Proper Breathing

So from the part-1 post, we know that how when we hold the asana, our major muscle groups are gently stretched, and so does muscles joining the bones. This, when held for some time, leads to increased blood circulation in that area. Which in turn leads to the better nourishment of affected body parts.

Now let’s delve deeper into how yoga asana practice works on other body functions (respiratory system).


Biology of Breathing (respiratory system)

When we breathe, it happens in three steps:

  • Inhaling adequate breath
  • Proper exchange of oxygen & carbon dioxide
  • Complete exhalation

This is what our lungs are designed to do, ideally, with no intervention required.

And therein lies one of the most important issues we are facing currently. Majority of people are not breathing the proper way. The way our system is designed  to breathe.

There are two reasons for that:

  1. We are not taught how to breathe properly
  2. Our daily routine has led to improper breathing habits.
I will explain the first point in a bit as it requires little detailed explanation.
The 2nd point is quite straightforward.
Most of city people, are in some variation of desk job or sedentary lifestyle. Which means, you are in sitting position for around 8–10 hours a day, including travel.
This leads to a hunched position of our upper back. Even if, you back is resting against the backrest of your seat, the abdominal area and chest are slouching. 

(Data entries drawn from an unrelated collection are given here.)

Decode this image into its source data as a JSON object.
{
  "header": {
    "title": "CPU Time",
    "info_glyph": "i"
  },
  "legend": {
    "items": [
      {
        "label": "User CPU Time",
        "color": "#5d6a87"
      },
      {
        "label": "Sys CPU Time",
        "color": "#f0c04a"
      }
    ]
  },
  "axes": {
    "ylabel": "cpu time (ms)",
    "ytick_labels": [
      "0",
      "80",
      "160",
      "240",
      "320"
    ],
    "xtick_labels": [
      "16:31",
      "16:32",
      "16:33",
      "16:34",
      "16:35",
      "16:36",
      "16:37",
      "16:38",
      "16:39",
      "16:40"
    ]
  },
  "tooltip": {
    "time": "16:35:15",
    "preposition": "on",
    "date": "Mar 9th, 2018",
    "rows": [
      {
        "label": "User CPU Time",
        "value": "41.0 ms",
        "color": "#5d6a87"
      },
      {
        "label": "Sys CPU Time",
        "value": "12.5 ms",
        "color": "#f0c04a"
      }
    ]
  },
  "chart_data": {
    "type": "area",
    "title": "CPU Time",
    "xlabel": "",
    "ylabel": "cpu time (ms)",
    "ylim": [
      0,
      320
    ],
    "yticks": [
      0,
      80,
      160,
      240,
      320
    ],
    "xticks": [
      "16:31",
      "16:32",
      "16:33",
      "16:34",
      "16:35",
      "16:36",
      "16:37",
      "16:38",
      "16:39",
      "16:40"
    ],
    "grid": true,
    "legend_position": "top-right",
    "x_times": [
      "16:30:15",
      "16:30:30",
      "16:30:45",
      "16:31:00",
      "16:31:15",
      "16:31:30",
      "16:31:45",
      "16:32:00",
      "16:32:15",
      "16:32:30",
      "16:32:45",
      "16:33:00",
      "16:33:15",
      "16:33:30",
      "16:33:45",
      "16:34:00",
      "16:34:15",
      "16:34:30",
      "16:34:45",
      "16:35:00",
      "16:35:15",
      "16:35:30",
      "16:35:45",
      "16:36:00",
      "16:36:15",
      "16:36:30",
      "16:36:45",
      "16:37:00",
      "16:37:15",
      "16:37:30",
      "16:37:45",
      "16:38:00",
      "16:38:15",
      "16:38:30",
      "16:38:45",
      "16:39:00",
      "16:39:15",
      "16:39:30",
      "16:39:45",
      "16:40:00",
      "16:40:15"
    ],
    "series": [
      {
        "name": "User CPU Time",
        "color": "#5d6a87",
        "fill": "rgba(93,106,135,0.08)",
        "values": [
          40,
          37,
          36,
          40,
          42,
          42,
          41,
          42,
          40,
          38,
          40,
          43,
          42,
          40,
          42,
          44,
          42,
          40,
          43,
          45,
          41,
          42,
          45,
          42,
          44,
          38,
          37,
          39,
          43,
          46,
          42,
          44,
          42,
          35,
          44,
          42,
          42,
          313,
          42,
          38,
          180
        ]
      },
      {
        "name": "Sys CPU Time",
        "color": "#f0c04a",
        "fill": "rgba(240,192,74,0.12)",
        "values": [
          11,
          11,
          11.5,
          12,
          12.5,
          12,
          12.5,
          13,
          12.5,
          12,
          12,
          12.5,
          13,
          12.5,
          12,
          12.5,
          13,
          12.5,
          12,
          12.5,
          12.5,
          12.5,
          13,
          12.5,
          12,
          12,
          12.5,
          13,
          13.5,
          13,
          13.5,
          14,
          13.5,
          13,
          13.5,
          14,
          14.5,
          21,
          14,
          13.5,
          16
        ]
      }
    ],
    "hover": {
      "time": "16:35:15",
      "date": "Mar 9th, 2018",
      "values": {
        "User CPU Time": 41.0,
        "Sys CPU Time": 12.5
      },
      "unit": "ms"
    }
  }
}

  1. You are not able to inhale up to natural capacity of your lungs
  2. The slouched position doesn’t allow lungs to expand
  3. The exhalation is not complete as the bottom part of lungs are not involved.

This way of breathing, leads to insufficient breathing. Leading to deficiency of oxygen in certain body parts. Which, over time, leads to stiffness, pain & other issues.

Let’s see how yoga solves this issue.

How yoga teaches us to breathe properly:

A yogic practice involves with great emphasis on proper breathing. When you are holding any asana, then also you have to slow down your breath to make yourself comfortable in that position.

This leads to a deep and calm breathing pattern.

Even in the dynamic practice like Suryanamaskar, the movement from one position to other is synchronized with your breath. You inhale when bending backwards and you exhale when you bend forward.

Or, in simple words, you inhale when you expand your body and you exhale when you contract.

This rhythm of breathing along with body movements enforces a deep breathing pattern.

And, then is a complete practice of Pranayama. Pranayama revolves around modulating your breath to work with deeper aspects of your energy.

What is Yogic way to breathe properly

Our lungs are narrow at the top and broad at the bottom. The yogic way of breathing is designed to use the bottom of part of our lungs effectively.

To breathe properly, when we inhale, we allow our abdomen to expand and then let it relax when we exhale.

There is a complete observational science behind this approach. You can read about it here : What is proper breathing?

This breathing approach is emphasised in many ways in Yoga classes.

When you practice regularly, this breathing habit is slowly ingrained in your normal style of breathing.

Initially, it is not easy. After all, you are trying to change something that you have developed as habit since you were in your teenage.

To be able to breathe deeply and fully, you have to practice with each breath.

Yoga’s effect on our breath

When you practice your class on daily basis, all these changes start to develop as new habit in your daily routine.

This proper way of breathing leads to proper oxygenation of our blood and thus better nourishment of our body parts.

Moreover, it has been proved now that breathing practices lead to better health. Physically, mentally and also our nervous system.

Scientific American has recently published an article about it:

For quick readers here is the small list of benefits you get when yoga’s way of breathing works on your body:

  • Breathing techniques are effective against anxiety and insomnia.
  • These techniques influence both physiological factors (by stimulating the parasympathetic nervous system) and psychological factors (by diverting attention from thoughts).